Русская мысль | Александр Тяхта | 10.04.2002 |
Уже сейчас очевидно, что восприятие документа под названием «Основы социальной концепции Русской Православной Церкви» навечно обречено двоиться. Причем не по оси «консерватизм-либерализм». Эта пышная, цветистая идеологическая схема, столь влиятельная сегодня, уступит место куда более прагматической оценке. «Сухой остаток» содержит всего два пункта.
С одной стороны, последовательно проработанная независимость Церкви от государства — действительно важная и открывающая серьезную перспективу тема. Это поворотный пункт. Этот интеллектуальный шаг авторов доктрины еще недостаточно оценен: он сделан, когда антиклерикальная журналистика ожидала прямо обратного — того, что Церковь первой присягнет на верность путинскому проекту консервативной модернизации.
Стоит напомнить, что еще в начале 1997 г., когда начались первые заседания комиссии по соцдоктрине, «Русская мысль» очень точно обозначила ожидания: как именно поставит себя Московская Патриархия — как «духовную власть», связанную со светской, внутри унитарного (корпоративного) государства? Либо как часть гражданского общества, как силу, которая опирается на общественность и обращается к ней?
Акцент в доктрине, безусловно, сделан на второе. Это верно отмечено в первом подробном анализе доктрины, которое предпринял Константин Костюк (сайт «Град Божий»), русский специалист по «политической теологии», живущий в Германии. Впрочем, это было отмечено и во всех западных комментариях. «Нью-Йорк таймс» в коротком редакционном материале подчеркнула, что в тексте доктрины «есть призывы к четкому разделению государства и Церкви, а также слова о том, что христиане не должны относиться к власти государства как к абсолютной и понимать ее чисто земную природу».

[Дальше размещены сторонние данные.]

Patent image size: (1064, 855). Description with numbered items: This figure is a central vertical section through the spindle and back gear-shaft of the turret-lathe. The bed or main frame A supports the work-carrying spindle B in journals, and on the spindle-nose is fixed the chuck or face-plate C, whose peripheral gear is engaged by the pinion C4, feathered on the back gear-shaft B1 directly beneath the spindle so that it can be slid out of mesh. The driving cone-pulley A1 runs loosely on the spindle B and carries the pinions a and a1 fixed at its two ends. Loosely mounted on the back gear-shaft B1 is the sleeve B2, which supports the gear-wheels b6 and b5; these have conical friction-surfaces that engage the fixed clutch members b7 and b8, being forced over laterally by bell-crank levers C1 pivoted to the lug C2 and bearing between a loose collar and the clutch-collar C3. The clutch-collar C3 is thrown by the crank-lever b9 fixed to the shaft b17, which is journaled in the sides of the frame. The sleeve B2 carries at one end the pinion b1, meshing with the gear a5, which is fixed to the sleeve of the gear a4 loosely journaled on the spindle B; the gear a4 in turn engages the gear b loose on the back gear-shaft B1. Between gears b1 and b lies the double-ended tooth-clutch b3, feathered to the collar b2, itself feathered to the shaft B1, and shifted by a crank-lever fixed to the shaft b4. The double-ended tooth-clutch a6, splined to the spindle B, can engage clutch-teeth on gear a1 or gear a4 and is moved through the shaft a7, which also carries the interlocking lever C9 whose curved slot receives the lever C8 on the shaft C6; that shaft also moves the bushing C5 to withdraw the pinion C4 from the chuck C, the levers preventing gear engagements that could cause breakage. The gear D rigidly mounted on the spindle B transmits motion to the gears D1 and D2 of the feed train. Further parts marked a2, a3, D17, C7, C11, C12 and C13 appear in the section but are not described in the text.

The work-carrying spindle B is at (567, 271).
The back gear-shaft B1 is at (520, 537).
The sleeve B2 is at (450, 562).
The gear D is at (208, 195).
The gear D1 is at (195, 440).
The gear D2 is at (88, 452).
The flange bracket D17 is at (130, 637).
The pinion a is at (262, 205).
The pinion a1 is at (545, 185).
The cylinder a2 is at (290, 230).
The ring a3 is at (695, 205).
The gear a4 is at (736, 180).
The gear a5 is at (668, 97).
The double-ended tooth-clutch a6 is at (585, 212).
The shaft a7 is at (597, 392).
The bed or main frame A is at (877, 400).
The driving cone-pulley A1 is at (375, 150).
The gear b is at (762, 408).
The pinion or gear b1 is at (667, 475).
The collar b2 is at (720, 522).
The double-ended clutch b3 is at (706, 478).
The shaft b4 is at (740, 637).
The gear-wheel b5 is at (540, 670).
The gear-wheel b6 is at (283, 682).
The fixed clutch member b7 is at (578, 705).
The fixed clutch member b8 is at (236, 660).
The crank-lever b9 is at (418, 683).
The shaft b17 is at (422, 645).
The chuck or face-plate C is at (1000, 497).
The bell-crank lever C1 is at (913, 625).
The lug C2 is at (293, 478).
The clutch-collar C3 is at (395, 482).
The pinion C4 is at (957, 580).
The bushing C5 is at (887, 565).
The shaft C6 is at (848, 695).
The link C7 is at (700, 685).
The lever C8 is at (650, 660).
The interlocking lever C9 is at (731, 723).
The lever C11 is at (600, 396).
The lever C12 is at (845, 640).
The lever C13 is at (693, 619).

Но это только одна сторона доктрины. Вторая — ее крайняя неровность, рыхлость, неспособность авторов удержать единый уровень богословской мысли. И отсюда вопрос: а нужны ли были те разделы, в которых слишком много риторики и практически нет богословской чуткости? Над этими разделами нависают скорбные тени о. Георгия Флоровского и о. Иоанна Мейендорфа… Беда в том, что эти разделы, как сухостой, никогда не будут плодоносить.
В этом — двойственность доктрины. И все же даже к неудачным фрагментам стоит подойти с позиций благожелательной критики.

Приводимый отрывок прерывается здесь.